Dostoïevski habille ses réflexions sur le sort de la Russie et de l’Occident, du symbolisme évangélique. La maladie de la folie qui a balayé la Russie est avant tout une maladie de l’intelligentsia russe, emportée par le faux européisme et ayant perdu les liens du sang avec son sol natal, son peuple, sa foi et sa moralité.
Cependant, Dostoïevski croit fermement que la maladie qui touche la Russie est temporaire. La Russie renouvellera moralement l’humanité européenne malade avec la « vérité russe » Ces idées sont clairement exprimées dans l’épigraphe évangélique aux Démons, dans l’interprétation de son auteur, du texte évangélique.
La première moitié consiste en un long monologue sur un homme âgé, Stepan Verkhovensky, deux fois veuf et sa riche patronne, Varvara Petrovna Stavrogina, vivant une relation ambiguë de vingt ans, tour à tour humoristique et curieuse. Le narrateur sans nom dit au lecteur que cela mène à quelque chose qui, compte tenu de la longueur, est une bonne chose, mais cela semblait tout de même long.
La seconde moitié du roman ne pourrait pas être plus différente de la première et c’est une bonne raison de persister. Deux générations opposées presque polaires sont présentées. Celui de Stepan et Varvara et celui de leurs enfants, Piotr Stepanovich Verkhovensky, fils de Stephan et Nikolai Vsevolodovich Stavrogine fils de Varvara. Ici, l’intrigue passe de la narration à l’action. Il y a de la violence et beaucoup de sang versé. On apprend aussi la raison du titre. Comme souvent avec Dostoïevski, cela vient de l’Écriture. Dans ce cas, de l’histoire de Jésus guérissant l’homme possédé. Marc 5:1-20
Dostoïevski cherche à révéler ses héros principalement dans les disputes idéologiques et les polémiques ; ainsi, des scènes entières sont esquissées sous forme de dialogues illustrant des affrontements idéologiques entre l’occidentalisateur Granovsky, ce « libéral qui a involontairement inspiré une génération de nihilistes » et l’étudiant Chatov, le religieux souverainiste.

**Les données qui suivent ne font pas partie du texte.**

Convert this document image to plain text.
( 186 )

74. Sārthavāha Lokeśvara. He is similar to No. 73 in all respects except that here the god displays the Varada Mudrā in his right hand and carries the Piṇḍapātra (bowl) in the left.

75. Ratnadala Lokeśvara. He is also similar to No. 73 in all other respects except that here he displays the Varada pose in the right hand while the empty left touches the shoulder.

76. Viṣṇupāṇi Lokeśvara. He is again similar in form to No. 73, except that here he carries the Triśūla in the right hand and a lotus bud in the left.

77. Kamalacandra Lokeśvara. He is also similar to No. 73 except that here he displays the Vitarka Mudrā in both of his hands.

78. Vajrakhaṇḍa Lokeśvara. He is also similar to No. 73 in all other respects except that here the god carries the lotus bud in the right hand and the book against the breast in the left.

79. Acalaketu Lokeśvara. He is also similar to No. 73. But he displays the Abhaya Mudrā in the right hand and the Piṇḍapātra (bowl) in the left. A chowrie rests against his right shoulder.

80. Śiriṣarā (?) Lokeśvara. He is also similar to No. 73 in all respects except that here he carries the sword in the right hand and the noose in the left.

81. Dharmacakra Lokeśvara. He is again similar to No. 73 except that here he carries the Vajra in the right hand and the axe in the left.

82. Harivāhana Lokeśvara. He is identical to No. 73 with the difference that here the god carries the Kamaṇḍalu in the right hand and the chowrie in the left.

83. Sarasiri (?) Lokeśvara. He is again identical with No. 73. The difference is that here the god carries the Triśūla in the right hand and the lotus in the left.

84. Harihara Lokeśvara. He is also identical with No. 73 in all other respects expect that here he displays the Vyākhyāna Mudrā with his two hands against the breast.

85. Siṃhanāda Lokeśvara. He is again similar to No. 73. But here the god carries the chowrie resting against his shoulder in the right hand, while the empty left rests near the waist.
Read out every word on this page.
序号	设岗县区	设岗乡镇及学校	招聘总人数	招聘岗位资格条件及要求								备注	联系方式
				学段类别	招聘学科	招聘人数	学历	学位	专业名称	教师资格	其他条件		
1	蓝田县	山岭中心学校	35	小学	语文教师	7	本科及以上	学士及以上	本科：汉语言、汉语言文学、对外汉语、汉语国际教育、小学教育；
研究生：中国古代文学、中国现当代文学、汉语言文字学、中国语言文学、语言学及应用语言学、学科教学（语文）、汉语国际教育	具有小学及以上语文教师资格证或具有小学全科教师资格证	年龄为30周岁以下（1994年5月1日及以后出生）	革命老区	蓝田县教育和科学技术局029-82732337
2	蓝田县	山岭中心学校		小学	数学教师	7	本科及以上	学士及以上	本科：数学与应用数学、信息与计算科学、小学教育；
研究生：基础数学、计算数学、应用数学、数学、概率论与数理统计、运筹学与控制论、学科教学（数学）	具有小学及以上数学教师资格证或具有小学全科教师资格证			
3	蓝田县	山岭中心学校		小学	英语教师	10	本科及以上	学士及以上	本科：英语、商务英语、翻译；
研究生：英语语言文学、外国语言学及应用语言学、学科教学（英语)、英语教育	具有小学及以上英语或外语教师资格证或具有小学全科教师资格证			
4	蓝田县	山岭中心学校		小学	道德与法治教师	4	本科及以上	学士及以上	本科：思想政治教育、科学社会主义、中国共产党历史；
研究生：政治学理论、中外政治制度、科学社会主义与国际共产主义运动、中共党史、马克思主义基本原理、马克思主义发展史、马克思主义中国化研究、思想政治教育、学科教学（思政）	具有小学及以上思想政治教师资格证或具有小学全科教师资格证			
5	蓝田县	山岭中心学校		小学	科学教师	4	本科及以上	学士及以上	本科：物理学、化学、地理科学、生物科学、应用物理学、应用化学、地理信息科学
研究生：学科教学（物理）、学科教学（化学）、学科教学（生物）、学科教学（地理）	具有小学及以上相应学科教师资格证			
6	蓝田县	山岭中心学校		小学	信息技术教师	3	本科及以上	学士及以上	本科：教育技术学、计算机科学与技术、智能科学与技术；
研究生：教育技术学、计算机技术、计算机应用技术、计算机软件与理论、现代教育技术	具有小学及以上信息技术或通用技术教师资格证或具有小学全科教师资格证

Dostoïevski voit ici les raisons de l’immaturité mentale et morale de la jeunesse d’aujourd’hui dans une mauvaise éducation familiale, où « l’insatisfaction, l’impatience, la vulgarité de l’ignorance, le manque de respect ou l’indifférence à la patrie et dans le mépris moqueur du peuple. »
« pourquoi y a-t-il eu tant de meurtres, de scandales, d’infamies ? Il répondit, j’ai d’une voix brûlante, précipitée : pour ébranler systématiquement les bases: ruiner systématiquement la société et les principes; pour démoraliser les gens, tout transformer en masse informe… »p362
Son message politique dans ce livre était assez clair « méfiez-vous des groupes organisés qui aspirent à la destruction » surtout quand il y a des hommes qui feront tout leur possible pour atteindre leur objectif. Un roman plus que prémonitoire par rapport au monde d’aujourd’hui, en particulier l’individu face aux systèmes corrompus, le mouvement vers l’anarchie et la rébellion, et les réseaux de pouvoir qui lient tous les individus à leurs sociétés oppressives, peu importe à quel point ils s’efforcent de se libérer de ces restrictions.
Un incontournable pour tous les amoureux de la littérature et un véritable témoignage du talent de Dostoïevski, non seulement pour divertir mais provoquer sa conscience à plonger dans un tourbillon d’idées. Je recommande vivement la traduction faite par André Markowicz.
« Les démons » de Fiodor Dostoïevski – aux Éditions Actes Sud, collection Babel.